Wolfram does not “get involved in the internal politics of advocacy. That’s simply not my role.” But he’s hopeful that the Lumbees will be able to use his research in some manner that is helpful to their community. “Research for the sake of research is totally justifiable,” he explains, “but I also feel that our research has important implications for practical social issues–such as the recognition of cultural identity through language–the most emblematic indicator of culture.”
With their newly elected tribal government, the Lumbees may be closer than ever to federal recognition should they lobby again for recognition, as is planned. But whether Wolfram’s research will help the Lumbees satisfy federal acknowledgment regulations is unclear. Dr. David Wilkins, associate professor in the American Indian Studies department at the University of Minnesota and Lumbee Indian, is doubtful. “The Lumbee have been denied full recognition for a combination of reasons,” he says, “and having now had our language scholastically confirmed as a legitimate ‘dialect,’ I don’t think, will add much weight one way or the other.” But he goes on to note a different potential benefit of the research: “If anything, it will serve as a partial salve to Lumbees who’ve had their indigenous identity pummeled by many outsiders for reasons that don’t have much merit. If it does that, it will have done some good.”
Walt Wolfram defines dialect simply as “a distinct way of speaking associated with a region or cultural group.” For the layperson, the term dialect has pejorative connotations, but linguists use it in a neutral way, attaching no value judgments to the word. To linguists, Standard English is not “proper” English; it is simply a dialect. In other words, all dialects are equal.
For a sociolinguist like Wolfram, the social context of language is everything. According to him, the Lumbee Indians are in double jeopardy. They lost their indigenous languages in the process of surviving European colonization, and in recent history, attempts have been made to suppress their dialect. But the preservation of the Lumbee dialect is central to the preservation of Lumbee tribal identity–and perhaps to their chances of receiving full federal recognition.
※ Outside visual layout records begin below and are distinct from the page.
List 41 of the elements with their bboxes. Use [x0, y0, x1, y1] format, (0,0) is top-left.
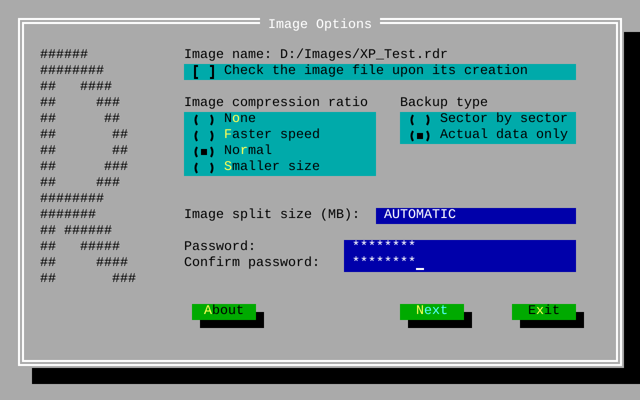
radio-icon[interactable] — [192, 160, 216, 176]
dialog-button[interactable]: Exit — [512, 304, 576, 320]
radio-icon[interactable] — [408, 112, 432, 128]
ascii-art-line: ## #### — [40, 256, 128, 272]
ascii-art-line: ## ## — [40, 128, 128, 144]
radio-option[interactable]: Smaller size — [184, 160, 320, 176]
ascii-art-line: ## ### — [40, 272, 136, 288]
ascii-art-line: ######## — [40, 64, 104, 80]
radio-icon[interactable] — [192, 128, 216, 144]
checkbox-icon[interactable] — [192, 64, 216, 80]
input-field[interactable]: AUTOMATIC — [376, 208, 576, 224]
ascii-art-line: ###### — [40, 48, 88, 64]
ascii-art-line: ## ##### — [40, 240, 120, 256]
field-label: Confirm password: — [184, 256, 320, 272]
radio-option[interactable]: Normal — [184, 144, 272, 160]
radio-option[interactable]: Actual data only — [400, 128, 568, 144]
text-cursor — [416, 268, 424, 270]
ascii-art-line: ## ### — [40, 160, 128, 176]
group-heading: Backup type — [400, 96, 489, 112]
ascii-art-line: ## ### — [40, 96, 120, 112]
radio-option[interactable]: Faster speed — [184, 128, 320, 144]
ascii-art-line: ## #### — [40, 80, 112, 96]
radio-icon[interactable] — [192, 112, 216, 128]
dialog-button[interactable]: About — [192, 304, 256, 320]
checkbox-option[interactable]: Check the image file upon its creation — [184, 64, 576, 80]
field-label: Image split size (MB): — [184, 208, 361, 224]
ascii-art-line: ## ## — [40, 144, 128, 160]
radio-option[interactable]: None — [184, 112, 256, 128]
field-label: Password: — [184, 240, 256, 256]
ascii-art-line: ## ## — [40, 112, 120, 128]
radio-option[interactable]: Sector by sector — [400, 112, 568, 128]
group-heading: Image compression ratio — [184, 96, 369, 112]
ascii-art-line: ## ### — [40, 176, 120, 192]
ascii-art-line: ## ###### — [40, 224, 112, 240]
field-label: Image name: — [184, 48, 272, 64]
radio-icon[interactable] — [192, 144, 216, 160]
file-path: D:/Images/XP_Test.rdr — [280, 48, 448, 64]
ascii-art-line: ####### — [40, 208, 96, 224]
window-title: Image Options — [260, 18, 380, 34]
ascii-art-line: ######## — [40, 192, 104, 208]
radio-icon[interactable] — [408, 128, 432, 144]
In Robeson County, Walt Wolfram is “still confronting the notion that Lumbee English is bad English.” As Oxendine remembers, “When we were in public school, we were told that the way we speak is inferior and wrong. We needed to speak ‘good’ or ‘correct’ English. If we spoke that, however, out in the community, we were teased that we were trying to be white, to get above our raisings, or to ‘talk proper.’”
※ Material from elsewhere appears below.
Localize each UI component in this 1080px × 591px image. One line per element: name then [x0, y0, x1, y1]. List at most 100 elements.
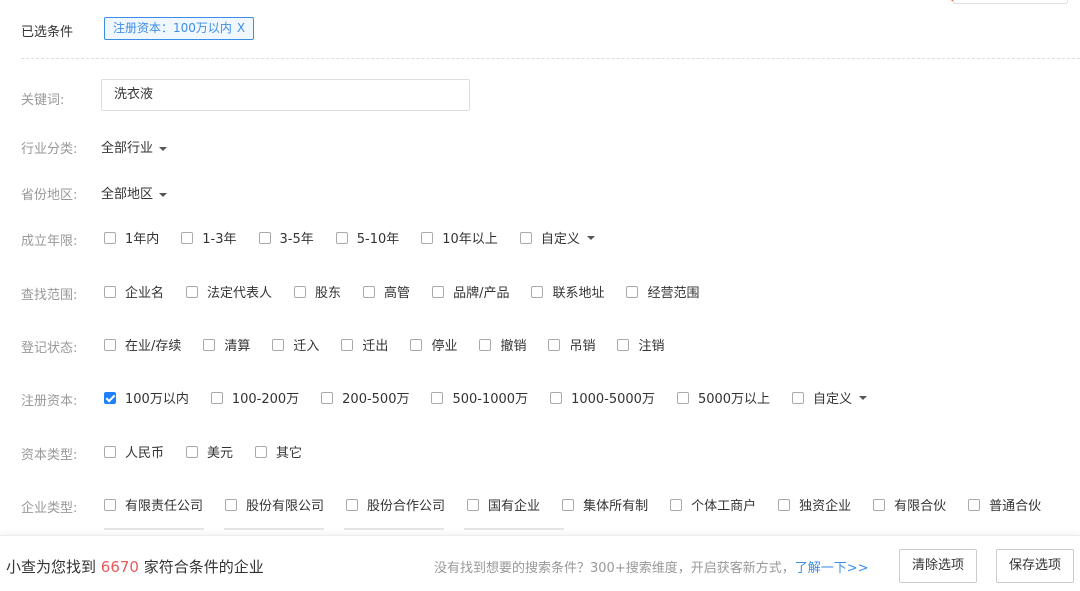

Language is, of course, a powerful purveyor of social attitudes. It’s not surprising that educators have often labeled the speech of marginalized groups “substandard.” After all, prejudice against a dialect is prejudice against those who speak the dialect. As Professor Johanna Rubba of California Polytechnic has written, “The belief that some varieties of English are inherently inferior to others is no different from the belief that some skin colors are inherently inferior to others.”
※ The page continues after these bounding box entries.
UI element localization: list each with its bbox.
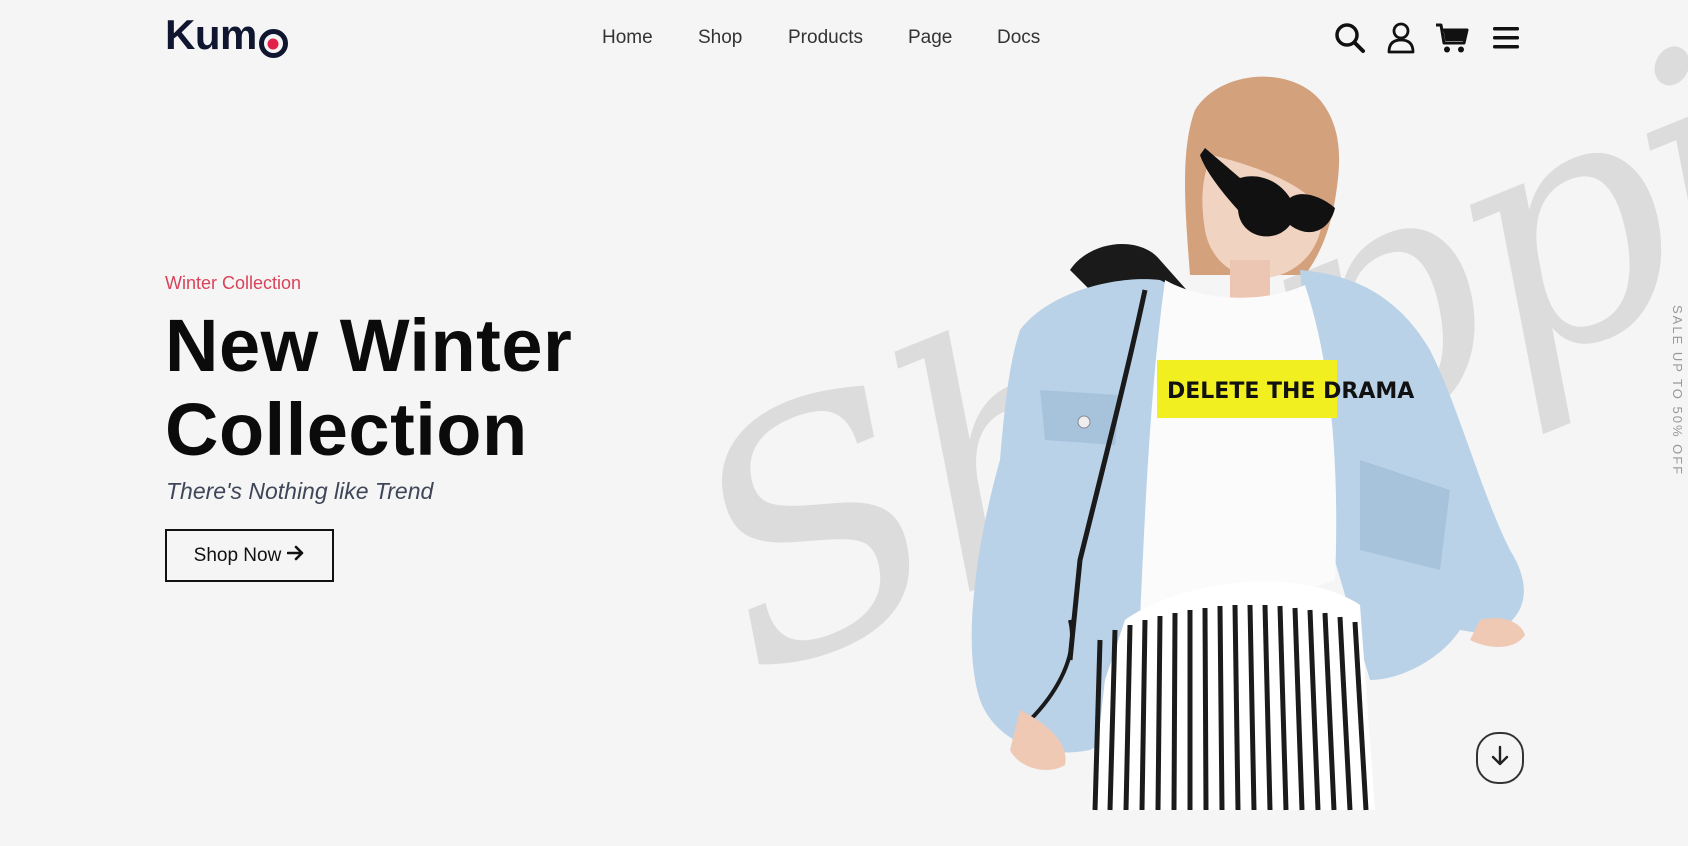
- nav-docs[interactable]: Docs: [997, 24, 1040, 52]
- nav-home[interactable]: Home: [602, 24, 653, 52]
- shop-now-button[interactable]: Shop Now: [165, 529, 334, 582]
- arrow-down-icon: [1490, 745, 1510, 772]
- search-icon[interactable]: [1330, 18, 1370, 58]
- shop-now-label: Shop Now: [193, 544, 282, 566]
- cart-icon[interactable]: [1432, 18, 1472, 58]
- hero-eyebrow: Winter Collection: [165, 273, 302, 293]
- brand-logo-text: Kum: [165, 11, 257, 58]
- tee-print-text: DELETE THE DRAMA: [1167, 379, 1414, 404]
- nav-products[interactable]: Products: [788, 24, 863, 52]
- scroll-down-button[interactable]: [1476, 732, 1524, 784]
- brand-logo-dot: [258, 29, 288, 58]
- hero-headline: New Winter Collection: [165, 304, 572, 472]
- nav-page[interactable]: Page: [908, 24, 952, 52]
- user-icon[interactable]: [1381, 18, 1421, 58]
- hero-page: Kum Home Shop Products Page Docs Shoppin…: [0, 0, 1688, 846]
- brand-logo[interactable]: Kum: [165, 11, 288, 58]
- arrow-right-icon: [287, 545, 305, 567]
- striped-pants: [1090, 581, 1375, 811]
- hero-tagline: There's Nothing like Trend: [166, 478, 434, 504]
- hero-headline-line2: Collection: [165, 388, 528, 471]
- hero-headline-line1: New Winter: [165, 304, 573, 387]
- nav-shop[interactable]: Shop: [698, 24, 742, 52]
- side-promo-text: SALE UP TO 50% OFF: [1670, 305, 1685, 477]
- hero-model-image: DELETE THE DRAMA: [971, 76, 1525, 811]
In time, Wolfram hopes to create a curriculum, as he has done for the public schools of the Outer Banks, to teach dialect in Robeson County schools. Teaching about dialects is one way to confront dialect prejudices. “We must educate kids if they’re going to get it,” Wolfram notes. “My goal is to develop a statewide curriculum, so that every student in the North Carolina public schools would learn about dialects.”
All it takes to debunk what Professor Wolfram calls the “sovereignty of Standard English” is to listen to the Lumbee dialect–its cadences and images. In the documentary, Locklear jokes, “We took English and corrupted it to make it our own.” The result is a language as vital as the Lumbees’ watery namesake: It is the sound of a people who have endured for centuries–and prevailed–along the banks of the Lumber River.